International relations, National security, Science and technology | Australia, Southeast Asia

18 July 2022

Indonesia should develop and maintain a space security program to safeguard the country’s interests and to match the capabilities of its neighbours in the region, Taufik Rachmat Nugraha and Ridha Aditya Nugraha write.

On 22 March 2022, former Australian Defence Minister Peter Dutton officially declared the establishment of Australia’s Defence Space Command to safeguard Australia’s interests and access to space, saying Australia needed to counteract ‘some countries’, which he said “are developing capabilities to threaten or degrade space networks” and even targeting satellites.

Australia’s strategic space defence will invest $7 billion over the next decade to enhance the country’s satellite protection capabilities.
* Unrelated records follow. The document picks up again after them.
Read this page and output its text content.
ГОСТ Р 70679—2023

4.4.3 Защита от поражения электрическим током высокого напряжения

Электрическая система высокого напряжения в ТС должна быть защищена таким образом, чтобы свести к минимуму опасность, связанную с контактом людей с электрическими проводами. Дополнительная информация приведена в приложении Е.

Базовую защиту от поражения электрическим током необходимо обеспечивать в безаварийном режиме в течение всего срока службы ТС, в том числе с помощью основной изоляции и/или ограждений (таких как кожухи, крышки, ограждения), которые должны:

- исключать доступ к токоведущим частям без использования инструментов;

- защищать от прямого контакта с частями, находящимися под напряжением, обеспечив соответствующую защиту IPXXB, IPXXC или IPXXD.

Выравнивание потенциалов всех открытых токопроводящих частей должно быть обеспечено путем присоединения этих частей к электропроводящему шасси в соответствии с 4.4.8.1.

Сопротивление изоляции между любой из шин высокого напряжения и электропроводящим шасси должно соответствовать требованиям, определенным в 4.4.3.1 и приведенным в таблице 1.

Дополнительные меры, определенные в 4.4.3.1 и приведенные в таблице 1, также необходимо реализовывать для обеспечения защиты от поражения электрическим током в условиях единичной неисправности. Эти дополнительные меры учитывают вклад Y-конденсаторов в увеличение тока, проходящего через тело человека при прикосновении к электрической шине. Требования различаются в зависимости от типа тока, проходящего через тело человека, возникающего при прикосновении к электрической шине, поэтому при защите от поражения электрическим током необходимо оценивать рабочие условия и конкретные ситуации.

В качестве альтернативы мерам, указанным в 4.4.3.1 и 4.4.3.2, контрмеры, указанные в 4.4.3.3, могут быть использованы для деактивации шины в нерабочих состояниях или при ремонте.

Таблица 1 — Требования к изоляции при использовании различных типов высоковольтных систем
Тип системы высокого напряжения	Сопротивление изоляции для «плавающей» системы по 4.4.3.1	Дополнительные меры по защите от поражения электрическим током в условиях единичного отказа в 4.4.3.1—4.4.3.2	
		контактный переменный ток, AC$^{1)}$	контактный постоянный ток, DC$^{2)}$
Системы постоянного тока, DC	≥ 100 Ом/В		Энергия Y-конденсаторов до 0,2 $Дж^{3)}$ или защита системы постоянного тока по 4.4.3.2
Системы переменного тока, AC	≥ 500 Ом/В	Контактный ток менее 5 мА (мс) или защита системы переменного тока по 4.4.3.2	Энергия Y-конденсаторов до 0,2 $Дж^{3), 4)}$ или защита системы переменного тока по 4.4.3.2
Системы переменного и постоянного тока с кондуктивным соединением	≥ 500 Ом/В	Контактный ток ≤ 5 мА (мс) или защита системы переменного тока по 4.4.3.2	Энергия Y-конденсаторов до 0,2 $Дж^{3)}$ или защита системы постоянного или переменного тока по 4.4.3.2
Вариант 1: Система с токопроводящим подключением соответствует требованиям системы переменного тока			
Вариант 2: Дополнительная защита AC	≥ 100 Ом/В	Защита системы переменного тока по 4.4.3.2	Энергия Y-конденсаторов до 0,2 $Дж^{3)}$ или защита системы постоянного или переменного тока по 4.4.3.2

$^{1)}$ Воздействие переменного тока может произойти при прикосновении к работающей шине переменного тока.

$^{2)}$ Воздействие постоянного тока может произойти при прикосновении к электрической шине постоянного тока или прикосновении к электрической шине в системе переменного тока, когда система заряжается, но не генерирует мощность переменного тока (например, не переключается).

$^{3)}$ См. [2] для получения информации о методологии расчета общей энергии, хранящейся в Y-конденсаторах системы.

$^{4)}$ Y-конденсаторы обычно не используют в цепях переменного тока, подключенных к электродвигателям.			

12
This strategic budget will coincide with the launch of Australia’s first sovereign military communication satellite, JP 9102, which will cost $2.86 billion in total. This program will cover a ground station and launching and life cycle costs.

But are Australia’s fear of falling behind justifiable?

Consider the ongoing development of space activities by China and Russia over recent decades.

In 2007, China successfully managed to shoot down its own ageing Fengyun C-1 satellite in an Anti-Satellite Weapon test. In 2019, India did the same test, followed by Russia in 2020 and 2021.

Most significantly, in 2021 Russia’s test on its own satellite Cosmos-1408 threatened the International Space Station and other satellites in the Low Earth Orbit by generating more than 1,500 fragments of space debris.

In China’s case, space military operations are carried out by the People’s Liberation Army Strategic Support Force (PLASSF), and one of the PLASSF’s missions is to undertake space and counter-space operations to safeguard the country’s domestic interests and military infrastructure.

More on this: Asia in space: cooperation or conflict?

Additionally, China has acquired the technology to manoeuvre satellites between orbits via ‘satellite tugging’ as demonstrated by SJ-21’s towing of the Compass G2 navigation satellite. This capability has sparked concerns that China may interfere with the satellites of other states in the course of conducting military operations. It’s certainly capable of this, and Australia should not be the only country concerned.

Recent events have provided compelling evidence of the growing threat of activity in space, and Indonesia too should be concerned. Space is critical for Indonesia’s integrated communications network in particular, as it is made up of over 17,000 islands and is the world’s largest archipelagic nation.

It must monitor its waters constantly for any threat to national security, and satellite technology assists in accomplishing those goals effectively and efficiently.

Given Indonesia’s strategic location in the Indo-Pacific region, the country’s space security is especially critical. Indonesia should develop and maintain a space security program to safeguard the country’s space interests, as Australia has.

Specifically, Indonesia could create a satellite for defence purposes – both for communication and surveillance – similar to Australia’s hybrid commercial and military satellite, the Optus C1.

The Outer Space Treaty of 1967 forbade only the deployment of weapons of mass destruction and nuclear weapons in space, as well as the building of military bases on the moon and other celestial bodies, but these laws have numerous loopholes.

As such, China, the United States, Russia, Australia, and Japan, among others, have established space defence policies and even entire dedicated space forces. Legally blurry or not, the development of earth-based space forces or other forms of devoted power in space are becoming an inescapable part of a national defence framework.

Indonesia must get on board too, or risk falling behind in what is to be a highly contested region in coming decades.